Brenly stares at the TV, staying quiet for a moment. I study his muzzle, so much like my fox’s, with the same sharp angle from the eyes to the muzzle, the same little twist at the base of the big black ears (though there’s grey on his), the same black marking up near the nose, a different mark than Ty has, or Vonni, or Colin, or any of the other foxes I know except his son. It’s funny how much Lee is his father’s son, even if he doesn’t always want to admit it. I wonder if he’ll need glasses later in life, too.
“We had that ornament, I think.” His words startle me back to looking at the TV. One black-furred finger is pointing toward the rotating image, following a cherubic polar bear Santa. “Eileen always thought polar bears were very Christmassy.”
“Do you have any polar bear friends?”
He shakes his head. “Up in Hilltown—well, you know. Species groups stick together. I’m sure your family knows some lynxes. We had a coyote friend, some wolf familes. Other foxes, of course.”

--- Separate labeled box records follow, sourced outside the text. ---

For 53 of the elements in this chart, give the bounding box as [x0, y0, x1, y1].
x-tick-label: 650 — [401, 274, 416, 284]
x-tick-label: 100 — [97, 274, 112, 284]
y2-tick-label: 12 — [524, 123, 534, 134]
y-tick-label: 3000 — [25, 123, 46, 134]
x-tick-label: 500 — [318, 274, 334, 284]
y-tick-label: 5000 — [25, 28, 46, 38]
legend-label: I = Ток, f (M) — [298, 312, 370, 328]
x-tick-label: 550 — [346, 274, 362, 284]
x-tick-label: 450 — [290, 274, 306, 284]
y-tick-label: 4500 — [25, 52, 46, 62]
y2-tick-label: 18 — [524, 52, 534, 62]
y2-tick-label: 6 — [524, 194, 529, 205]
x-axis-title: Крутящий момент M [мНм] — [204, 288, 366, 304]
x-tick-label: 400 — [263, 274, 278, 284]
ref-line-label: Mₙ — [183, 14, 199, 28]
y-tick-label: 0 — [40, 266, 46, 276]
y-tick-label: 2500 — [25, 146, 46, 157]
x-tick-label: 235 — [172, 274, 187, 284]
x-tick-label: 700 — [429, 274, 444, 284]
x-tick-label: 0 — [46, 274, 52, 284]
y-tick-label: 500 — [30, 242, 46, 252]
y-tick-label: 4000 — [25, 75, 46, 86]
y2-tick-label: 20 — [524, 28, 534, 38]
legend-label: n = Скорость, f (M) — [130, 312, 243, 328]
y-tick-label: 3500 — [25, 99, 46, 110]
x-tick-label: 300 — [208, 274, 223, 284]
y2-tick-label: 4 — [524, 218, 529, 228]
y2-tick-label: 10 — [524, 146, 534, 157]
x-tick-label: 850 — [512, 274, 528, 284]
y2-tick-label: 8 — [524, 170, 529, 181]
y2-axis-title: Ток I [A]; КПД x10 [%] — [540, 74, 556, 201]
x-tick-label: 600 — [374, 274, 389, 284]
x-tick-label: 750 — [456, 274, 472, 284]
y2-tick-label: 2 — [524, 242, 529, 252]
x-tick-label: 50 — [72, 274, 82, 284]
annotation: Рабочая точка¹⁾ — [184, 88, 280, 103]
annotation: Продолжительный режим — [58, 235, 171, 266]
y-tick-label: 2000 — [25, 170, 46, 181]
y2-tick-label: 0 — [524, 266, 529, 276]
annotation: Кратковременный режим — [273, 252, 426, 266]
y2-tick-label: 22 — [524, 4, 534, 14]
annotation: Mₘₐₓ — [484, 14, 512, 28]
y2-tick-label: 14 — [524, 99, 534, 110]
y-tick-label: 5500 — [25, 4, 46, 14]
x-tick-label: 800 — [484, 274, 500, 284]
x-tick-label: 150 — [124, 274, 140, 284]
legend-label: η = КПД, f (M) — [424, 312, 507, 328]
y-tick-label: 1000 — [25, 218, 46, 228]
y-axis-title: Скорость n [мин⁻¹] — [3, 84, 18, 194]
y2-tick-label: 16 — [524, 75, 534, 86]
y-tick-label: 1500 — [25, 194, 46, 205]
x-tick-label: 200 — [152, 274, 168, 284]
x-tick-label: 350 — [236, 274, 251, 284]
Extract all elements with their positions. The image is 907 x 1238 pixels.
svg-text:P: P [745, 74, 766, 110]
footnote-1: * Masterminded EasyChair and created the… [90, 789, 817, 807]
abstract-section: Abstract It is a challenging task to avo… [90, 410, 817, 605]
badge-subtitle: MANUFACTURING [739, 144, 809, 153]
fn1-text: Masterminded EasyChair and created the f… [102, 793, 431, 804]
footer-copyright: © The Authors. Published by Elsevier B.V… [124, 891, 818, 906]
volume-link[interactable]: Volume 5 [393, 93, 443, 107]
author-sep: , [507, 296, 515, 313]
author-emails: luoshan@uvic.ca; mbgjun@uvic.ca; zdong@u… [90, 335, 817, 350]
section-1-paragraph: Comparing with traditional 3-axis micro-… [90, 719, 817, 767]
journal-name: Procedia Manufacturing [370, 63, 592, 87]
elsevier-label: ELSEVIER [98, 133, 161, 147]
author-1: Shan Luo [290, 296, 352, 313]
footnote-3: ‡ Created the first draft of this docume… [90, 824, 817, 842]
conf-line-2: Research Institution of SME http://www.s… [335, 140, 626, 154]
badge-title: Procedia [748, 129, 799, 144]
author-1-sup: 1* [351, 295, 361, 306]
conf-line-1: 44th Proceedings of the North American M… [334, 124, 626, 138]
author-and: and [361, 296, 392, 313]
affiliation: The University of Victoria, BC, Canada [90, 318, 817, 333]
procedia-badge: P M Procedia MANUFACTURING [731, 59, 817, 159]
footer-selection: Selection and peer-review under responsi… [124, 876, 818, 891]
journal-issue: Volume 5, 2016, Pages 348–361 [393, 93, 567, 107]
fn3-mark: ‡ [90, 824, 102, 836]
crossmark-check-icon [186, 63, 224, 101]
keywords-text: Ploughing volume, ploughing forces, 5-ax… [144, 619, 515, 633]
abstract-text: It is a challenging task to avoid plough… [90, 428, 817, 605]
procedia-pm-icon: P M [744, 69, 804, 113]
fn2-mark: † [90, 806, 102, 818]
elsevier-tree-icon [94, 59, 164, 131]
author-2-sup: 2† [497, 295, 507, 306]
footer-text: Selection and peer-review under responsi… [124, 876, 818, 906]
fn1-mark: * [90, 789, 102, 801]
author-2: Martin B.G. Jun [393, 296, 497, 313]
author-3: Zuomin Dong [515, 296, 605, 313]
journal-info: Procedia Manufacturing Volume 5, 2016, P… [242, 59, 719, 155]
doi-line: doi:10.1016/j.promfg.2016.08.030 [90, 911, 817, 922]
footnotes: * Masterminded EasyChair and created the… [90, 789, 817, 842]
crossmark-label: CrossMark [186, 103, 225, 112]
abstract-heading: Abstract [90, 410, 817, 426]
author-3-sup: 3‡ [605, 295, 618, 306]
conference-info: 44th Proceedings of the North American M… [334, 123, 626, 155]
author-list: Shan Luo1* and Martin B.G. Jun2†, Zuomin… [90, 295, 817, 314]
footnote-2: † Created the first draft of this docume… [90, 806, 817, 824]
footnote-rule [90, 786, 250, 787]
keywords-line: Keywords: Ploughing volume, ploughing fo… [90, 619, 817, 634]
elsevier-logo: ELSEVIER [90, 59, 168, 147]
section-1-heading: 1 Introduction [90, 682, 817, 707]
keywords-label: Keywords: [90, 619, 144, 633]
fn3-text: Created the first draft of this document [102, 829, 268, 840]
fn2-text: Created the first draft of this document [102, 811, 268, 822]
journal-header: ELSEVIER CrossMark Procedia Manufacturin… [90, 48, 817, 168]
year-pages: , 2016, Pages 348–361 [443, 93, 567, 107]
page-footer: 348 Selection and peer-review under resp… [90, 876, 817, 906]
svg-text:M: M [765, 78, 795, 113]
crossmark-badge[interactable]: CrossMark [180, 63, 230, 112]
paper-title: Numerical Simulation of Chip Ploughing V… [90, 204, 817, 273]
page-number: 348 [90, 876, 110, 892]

I nod. “Gregory and I were babysat by a lynx a couple times.”
“How is it with the team? Everyone gets along?”
“Pretty much, yeah. Species doesn’t matter, just how you play.”
Lee comes back out with two steaming mugs. “They’re good guys,” he says. “Most of them. But you’ll get to meet them later.”
“I know. Fisher Kingston.” Brenly sips from his coffee again. “I know he’s just a regular fellow, but I remember those two championships. It’ll be a little strange.”
“Will it be strange when Dev wins a championship?”
I flush, a little warm. Brenly smiles at me. “No, because I knew him before. Then it’ll just be something I’m proud of.” He pauses. “Like if you had actually graduated from college.”